Banrep’s technical staff revised inflation up, and outlines an interest rate path that, on average, is above analysts’ expectations. In the first quarterly Monetary Policy Report of the year, Banrep’s staff maintained its 2023 and 2024 GDP growth forecast at 1.0% (Itaú: 1.0%; 7.3% in 2022) and at 0.8% (Itaú: 1.2%). The staff’s 2024 year-end inflation forecast was revised up by 1.9pp to 5.9% (Itaú: 4.8%; 9.3% last year), well above the 3% target, while a 2.8% inflation rate is projected by the end of 2025 (Itaú: 3.0%). Regarding monetary policy, the central bank staff’s baseline scenario implies a policy rate path that, on average, is somewhat above the analysts’ expectations (12.7% during 1Q24 and 9.2% in 4Q24). The technical staff also maintained their neutral real rate estimate at 2.4% for this year (5.4% nominal).

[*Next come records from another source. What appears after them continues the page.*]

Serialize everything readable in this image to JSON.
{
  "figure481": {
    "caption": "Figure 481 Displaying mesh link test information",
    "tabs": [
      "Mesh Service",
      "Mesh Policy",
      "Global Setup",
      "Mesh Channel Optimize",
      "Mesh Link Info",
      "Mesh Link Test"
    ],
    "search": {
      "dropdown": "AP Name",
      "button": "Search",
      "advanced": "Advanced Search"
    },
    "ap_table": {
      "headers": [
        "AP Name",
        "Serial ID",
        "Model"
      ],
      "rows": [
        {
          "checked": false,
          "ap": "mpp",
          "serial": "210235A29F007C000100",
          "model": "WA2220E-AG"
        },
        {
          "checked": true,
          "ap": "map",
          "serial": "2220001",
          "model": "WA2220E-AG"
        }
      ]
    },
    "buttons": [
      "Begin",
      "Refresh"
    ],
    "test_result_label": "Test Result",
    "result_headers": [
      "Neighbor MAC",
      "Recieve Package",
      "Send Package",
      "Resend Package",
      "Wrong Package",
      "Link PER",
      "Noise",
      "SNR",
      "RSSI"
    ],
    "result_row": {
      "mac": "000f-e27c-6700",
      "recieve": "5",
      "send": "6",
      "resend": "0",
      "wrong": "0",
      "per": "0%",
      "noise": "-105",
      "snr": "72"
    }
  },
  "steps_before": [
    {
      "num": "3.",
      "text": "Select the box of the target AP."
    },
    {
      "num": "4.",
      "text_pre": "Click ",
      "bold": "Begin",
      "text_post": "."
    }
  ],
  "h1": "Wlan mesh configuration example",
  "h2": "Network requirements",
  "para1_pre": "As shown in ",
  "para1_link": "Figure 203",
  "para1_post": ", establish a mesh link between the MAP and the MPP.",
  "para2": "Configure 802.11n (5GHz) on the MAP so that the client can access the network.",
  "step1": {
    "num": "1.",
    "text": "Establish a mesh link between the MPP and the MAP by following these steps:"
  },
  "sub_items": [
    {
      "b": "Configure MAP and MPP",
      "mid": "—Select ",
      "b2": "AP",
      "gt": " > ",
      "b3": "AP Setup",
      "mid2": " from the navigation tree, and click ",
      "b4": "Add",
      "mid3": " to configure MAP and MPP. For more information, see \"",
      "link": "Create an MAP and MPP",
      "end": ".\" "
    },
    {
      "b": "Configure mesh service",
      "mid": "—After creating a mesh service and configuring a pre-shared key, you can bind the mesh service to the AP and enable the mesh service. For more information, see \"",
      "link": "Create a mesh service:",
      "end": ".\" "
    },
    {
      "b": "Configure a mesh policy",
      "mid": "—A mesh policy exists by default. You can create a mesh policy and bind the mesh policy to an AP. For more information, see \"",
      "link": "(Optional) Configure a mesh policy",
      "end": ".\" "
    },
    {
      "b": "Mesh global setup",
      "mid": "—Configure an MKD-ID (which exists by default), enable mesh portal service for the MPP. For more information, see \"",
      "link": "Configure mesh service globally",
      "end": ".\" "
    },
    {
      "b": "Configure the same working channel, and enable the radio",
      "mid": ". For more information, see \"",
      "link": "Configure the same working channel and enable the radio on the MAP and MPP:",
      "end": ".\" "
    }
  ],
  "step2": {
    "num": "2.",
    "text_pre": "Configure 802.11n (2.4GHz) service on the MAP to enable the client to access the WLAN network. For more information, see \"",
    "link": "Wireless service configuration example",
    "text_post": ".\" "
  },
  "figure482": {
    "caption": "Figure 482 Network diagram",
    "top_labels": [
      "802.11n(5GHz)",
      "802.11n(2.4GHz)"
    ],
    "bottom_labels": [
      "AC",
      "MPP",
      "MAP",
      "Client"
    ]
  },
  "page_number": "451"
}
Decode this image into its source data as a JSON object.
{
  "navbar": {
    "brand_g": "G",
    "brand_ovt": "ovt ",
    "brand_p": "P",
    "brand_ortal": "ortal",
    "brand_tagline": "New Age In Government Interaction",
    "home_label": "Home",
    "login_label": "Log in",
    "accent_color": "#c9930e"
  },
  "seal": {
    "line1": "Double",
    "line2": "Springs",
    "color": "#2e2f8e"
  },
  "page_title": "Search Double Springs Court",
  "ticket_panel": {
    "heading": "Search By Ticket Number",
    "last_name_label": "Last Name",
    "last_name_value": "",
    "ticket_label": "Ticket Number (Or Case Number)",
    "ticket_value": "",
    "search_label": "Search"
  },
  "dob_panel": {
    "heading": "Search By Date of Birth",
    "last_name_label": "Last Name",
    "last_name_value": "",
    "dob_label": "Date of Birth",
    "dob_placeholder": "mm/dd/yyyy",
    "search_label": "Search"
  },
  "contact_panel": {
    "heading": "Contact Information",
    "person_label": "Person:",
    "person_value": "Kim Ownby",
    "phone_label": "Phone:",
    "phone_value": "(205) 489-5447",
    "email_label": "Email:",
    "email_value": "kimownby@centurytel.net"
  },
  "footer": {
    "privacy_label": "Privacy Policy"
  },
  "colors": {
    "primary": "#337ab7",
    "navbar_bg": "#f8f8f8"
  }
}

Inflation pressures remain elevated. The 1.9pp upside inflation revision for this year to 5.9% came on the back of sticky services inflation, the minimum wage increase, and regulated price pressures (mainly electricity prices). Core inflation is expected to fall to 5.4% by this yearend (+1.2pp from November’s outlook). Although the previous report already incorporated an El Niño effect for 1H24, this update expects a stronger impact on food and energy prices.
BanRep’s staff projects a faster narrowing of the current account deficit (CAD). The technical staff expects the CAD to have narrowed to 2.8% of GDP in 2023 (60bps below November’s call; 6.2% in 2022). For this year, the CAD was revised down to 2.9% (-30bps from the previous report). A lower than expected CAD is due to continued softening of the domestic demand.
The inflation concern outlined in the report challenges our call and market pricing on an acceleration in the pace of rate cuts. We expect a yearend rate of 8% (in line with the analyst survey results). The minutes of the January meeting will be released on Monday February 5. The next monetary policy meeting will take place on March 29.